What I'm Reading Wednesdays: July 20

For the What I'm Reading Wednesday blog:

Finished reading: For some reason I'm in a reading groove right now. I finished "Sunnyside" by Glen David Gold and "The Nobodies Album" by Carolyn Parkhurst.

I had been meaning to read "Sunnyside" since I bought it in 2009, and I finally breezed through all 550 pages in a few days. "Sunnyside" is an enormously fun sweep through World War I focusing on three men --  a would-be engineer who rides the rails and then ends up in Russia fighting the Bolsheviks; a lighthouse keeper who through interlocking circumstances ends up with a pair of dogs in France; and Charlie Chaplin, who faces a crisis of confidence in his craft. All three are touched somehow by the same girl, who has her own story. Spirits and psychological comments on fame frame the novel. It doesn't cohere as much as Gold's exciting debut novel, "Carter Beats the Devil" (which delved into magic as well as  lots of other things and made my Best of the Aughts list), but Gold has a great talent for telling complicated stories and evoking historical periods, particularly San Francisco and Archangel, Russia. (The Allied invasion of Russia at the end of World War I is an unjustly forgotten episode in American history. I knew about it from my father, who knew about it from his father. My grandfather, who was in the Navy, was standing on a dock ready to sail to Russia when he fell over with the Spanish flu. He recovered, but he ended up not going.)

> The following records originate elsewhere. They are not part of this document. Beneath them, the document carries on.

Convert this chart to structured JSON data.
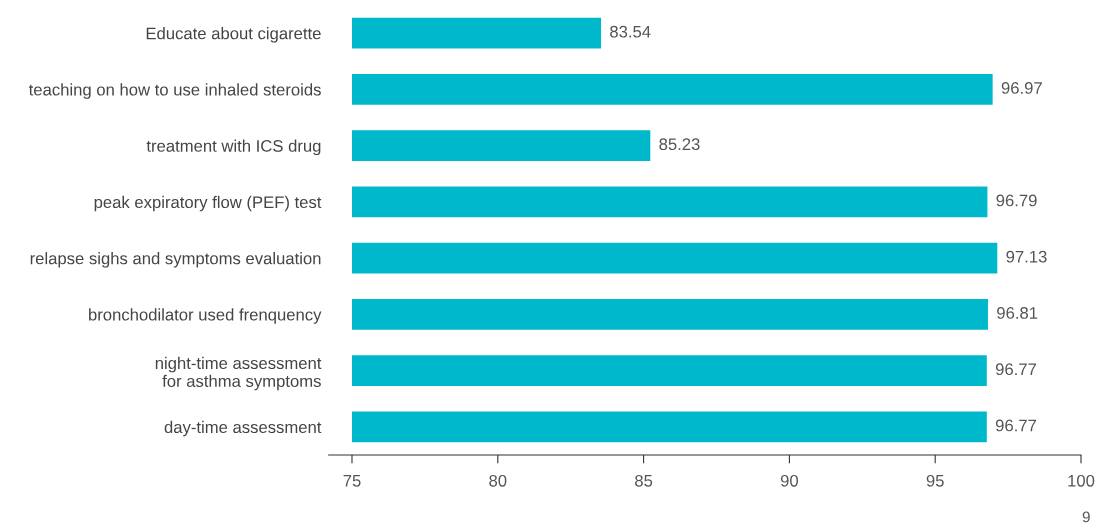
{
  "chart_data": {
    "type": "bar",
    "orientation": "horizontal",
    "categories": [
      "Educate about cigarette",
      "teaching on how to use inhaled steroids",
      "treatment with ICS drug",
      "peak expiratory flow (PEF) test",
      "relapse sighs and symptoms evaluation",
      "bronchodilator used frenquency",
      "night-time assessment\nfor asthma symptoms",
      "day-time assessment"
    ],
    "values": [
      83.54,
      96.97,
      85.23,
      96.79,
      97.13,
      96.81,
      96.77,
      96.77
    ],
    "color": "#00b8cc",
    "data_labels": true,
    "xlim": [
      75,
      100
    ],
    "xticks": [
      75,
      80,
      85,
      90,
      95,
      100
    ],
    "grid": false,
    "legend": false,
    "annotations": [
      "9"
    ]
  }
}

"The Nobodies Album" was published last year, and I picked up the paperback, which just came out. I've read Parkhurst's other novels, The Dogs of Babylon and Lost and Found (the latter made my best of the aughts list). This novel follows a novelist who, amid rewriting the endings of all her novels, discovers that her rock-star son has been charged with killing his girlfriend. Like "Our Tragic Universe," another novel tinged with metafiction about an author's personal life, "Nobodies" contemplates the nature of storytelling and leaves us wondering if the ending is actually true, or is the final one -- of course it's invented, but is it invented by Parkhurst or her main character? The male characters aren't as vividly drawn as the female characters (unlike Lost and Found), but I enjoyed the "endings" of the "fictional" novels and the narrator's exploration of her own life, which is in and of itself a story.

What I'm reading now: I picked up When I Lived in Modern Times by Linda Grant off my shelf. I bought it remaindered the same time I picked up a preorder for Deathly Hallows in 2007, so I gues it's about time to read it. The novel follows a Jewish woman who emigrates to Palestine near the founding of Israel. It's pretty short -- it's a warm-up to another long novel I want to read.

What I should read next: Either Darkmans by Nicola Barker or I'm going to read John Sayles' A Moment in the Sun, all 955 pages of it, before I have to take it back to the library.